I don't purchase many new albums. In a rock music landscape full of self-loathing, skinny jeans and makeup wearing hipsters, it's hard to find anything new and good these days. The last album I bought that I thought was worth a damn was the Yeah Yeah Yeah's "It's Blitz". But I recently found something worthy enough to add into my regular rotation.

Broken Bells self-titled debut album came out this Tuesday and through the urging of many of the "music" guys at EOC I picked it up and haven't put it down. The duo consists of the Shins frontman, James Mercer, and hit-maker extraordinaire, Brian Baker aka DJ Danger Mouse, who has worked with a variety of artists from Beck to Gorillaz to the Black Keys. He is most notably known for another paired partnership with Cee-Lo Green in the group Gnarls Barkley.

So what does it sound like when a progressive producer and the lead singer/songwriter of a pop friendly get together? Surprisingly the result is a melodic, beat heavy, chorus driven style that is as catchy as it is fresh. But I'm really not that good at all this review stuff, so let's let Rolling Stone describe the album:

It turns out the two pop-science geeks are a perfect match. Danger Mouse pushes Mercer's gorgeous, existential tunecraft outward with Day-Glo dynamics. "'Cause they know, and so do I/The high road is hard to find," Mercer sings on the opening chorus of Bells. The lyrics are about the loneliness of decision-making — they may refer to life in the trenches of normalcy, or, perhaps, to Mercer's recent professional decisions (he more or less fired two members of the Shins). But what sweeps you up are the sweet, ascending verses, the rolling chorus and the Danger Mouse touches: analog-synth swirls, slo-mo kick drums, a melancholy bass line — hip-hop for turned-on shut-ins.

Cool variations on the Gnarls formula — Danger and a quirkily excellent singer making arty, transcultural pop — run throughout the album. "Vaporize" begins with Mercer's fey workaday voice and a strummed acoustic, then takes off with smeared snares, bouncy organ and a jaunty Bacharach-David-style horn break. It's punchier than the Shins, and livelier than you'd expect from a song whose title suggests innovative marijuana consumption — an anthem of solidarity for malcontents, teenage and otherwise, not unlike "Crazy." The catchy, midtempo "The Ghost Inside" even has Mercer singing in a T-Pained falsetto — it's not hard to imagine it on the hit parade, along with the soaring, U2-flavored "October."

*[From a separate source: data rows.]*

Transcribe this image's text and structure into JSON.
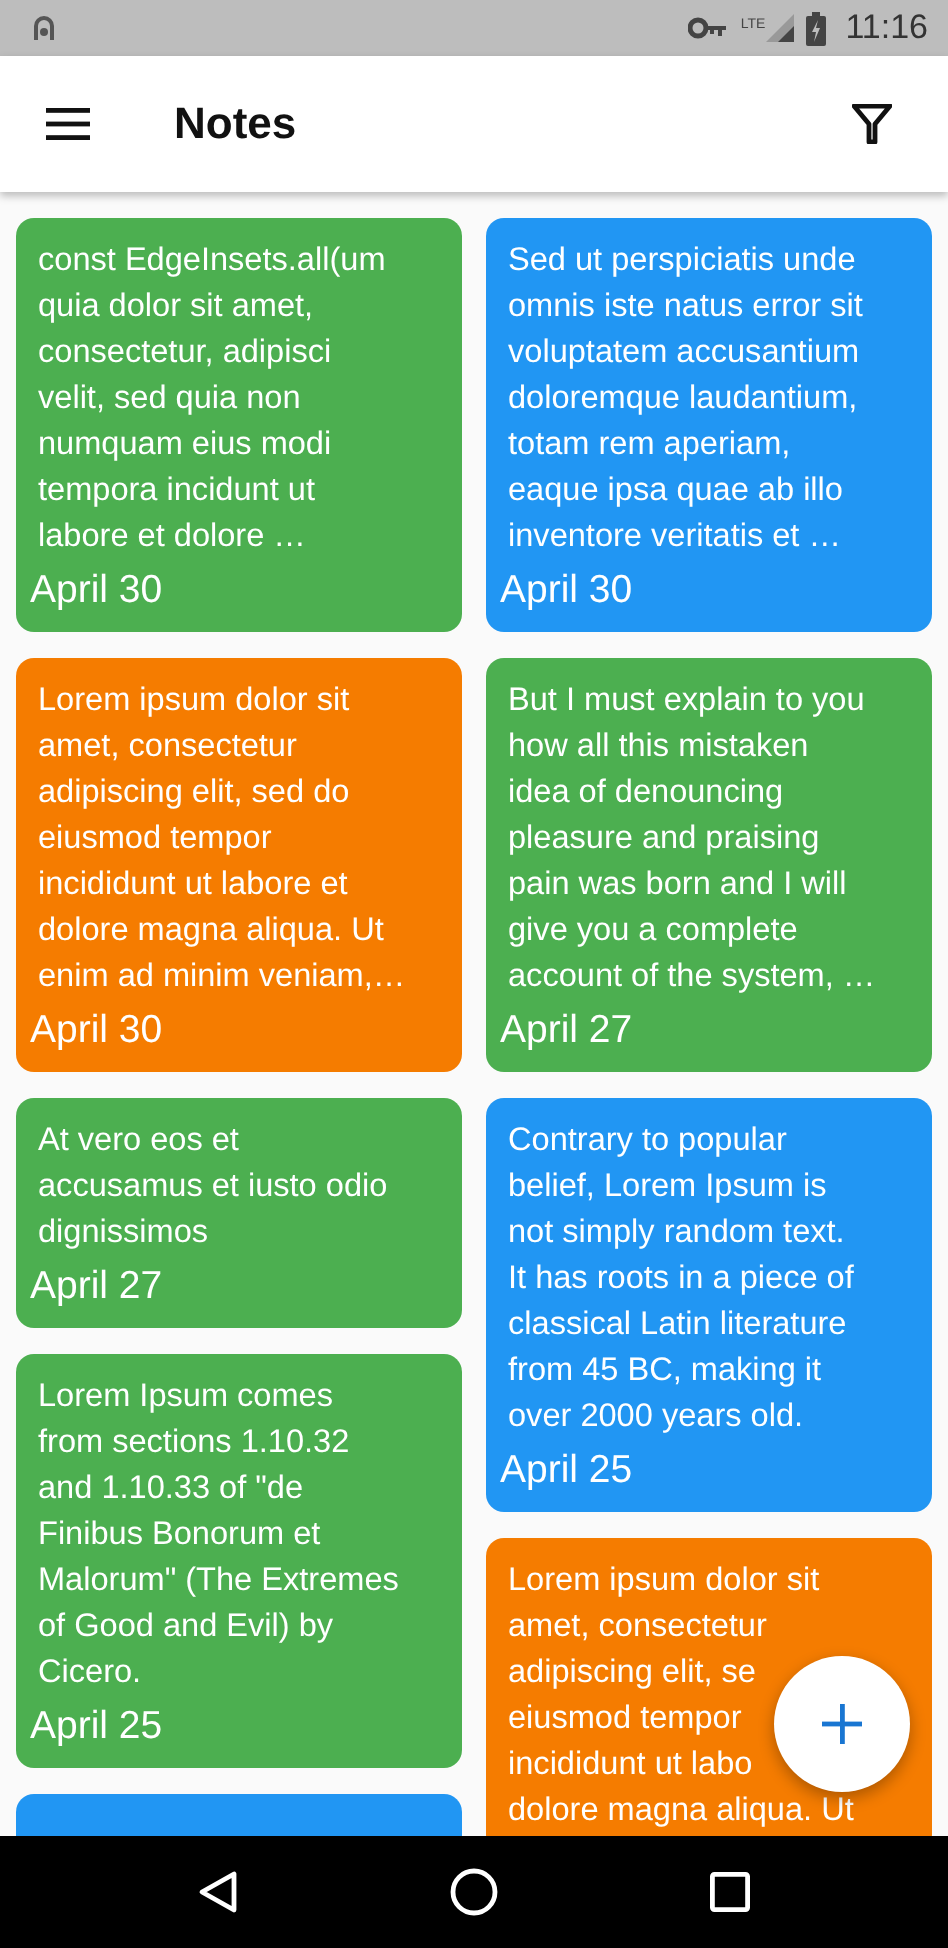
{
  "status_bar": {
    "network": "LTE",
    "time": "11:16"
  },
  "app_bar": {
    "title": "Notes"
  },
  "columns": [
    {
      "notes": [
        {
          "color": "#4caf50",
          "lines": [
            "const EdgeInsets.all(um",
            "quia dolor sit amet,",
            "consectetur, adipisci",
            "velit, sed quia non",
            "numquam eius modi",
            "tempora incidunt ut",
            "labore et dolore …"
          ],
          "date": "April 30"
        },
        {
          "color": "#f57c00",
          "lines": [
            "Lorem ipsum dolor sit",
            "amet, consectetur",
            "adipiscing elit, sed do",
            "eiusmod tempor",
            "incididunt ut labore et",
            "dolore magna aliqua. Ut",
            "enim ad minim veniam,…"
          ],
          "date": "April 30"
        },
        {
          "color": "#4caf50",
          "lines": [
            "At vero eos et",
            "accusamus et iusto odio",
            "dignissimos"
          ],
          "date": "April 27"
        },
        {
          "color": "#4caf50",
          "lines": [
            "Lorem Ipsum comes",
            "from sections 1.10.32",
            "and 1.10.33 of \"de",
            "Finibus Bonorum et",
            "Malorum\" (The Extremes",
            "of Good and Evil) by",
            "Cicero."
          ],
          "date": "April 25"
        },
        {
          "color": "#2196f3"
        }
      ]
    },
    {
      "notes": [
        {
          "color": "#2196f3",
          "lines": [
            "Sed ut perspiciatis unde",
            "omnis iste natus error sit",
            "voluptatem accusantium",
            "doloremque laudantium,",
            "totam rem aperiam,",
            "eaque ipsa quae ab illo",
            "inventore veritatis et …"
          ],
          "date": "April 30"
        },
        {
          "color": "#4caf50",
          "lines": [
            "But I must explain to you",
            "how all this mistaken",
            "idea of denouncing",
            "pleasure and praising",
            "pain was born and I will",
            "give you a complete",
            "account of the system, …"
          ],
          "date": "April 27"
        },
        {
          "color": "#2196f3",
          "lines": [
            "Contrary to popular",
            "belief, Lorem Ipsum is",
            "not simply random text.",
            "It has roots in a piece of",
            "classical Latin literature",
            "from 45 BC, making it",
            "over 2000 years old."
          ],
          "date": "April 25"
        },
        {
          "color": "#f57c00",
          "lines": [
            "Lorem ipsum dolor sit",
            "amet, consectetur",
            "adipiscing elit, se",
            "eiusmod tempor",
            "incididunt ut labo",
            "dolore magna aliqua. Ut"
          ]
        }
      ]
    }
  ]
}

Broken Bells isn't all crossover ambition. Tracks like "Your Head Is on Fire" — a drum-machine space waltz floating between Syd Barrett and something from Brian Eno's Another Green World — won't make the short list of Glee covers. But with a new Shins record reportedly brewing, Mercer seems to be following some of the instructions in his own songs: Life is short, brother — go for it. The introverted indie guy isn't gone, and he's still not afraid to tell you that we're ultimately alone on this journey. "If you want to follow me, you should know," he sings. "I was lost then/And I'm lost now/And I doubt I'll ever know which way to go." Maybe. But for the moment, in Danger Mouse, Mercer has found a promising fellow traveler.

If you like anything that Danger Mouse has produced, this is a definite purchase. It's not so much the Shins as it as genius record sung (and co-wrote) by the guy from the Shins. I picked up the MP3 CD off amazon.com for $4.99 (unfortunately it is now back to regular pricing), which made it even a better deal. If you're one of those "oldies" that want's something tangible, swing by your local record store, or pick it while getting picking up your coffee at Starbucks you fucking hipster.


And, Go Cubs!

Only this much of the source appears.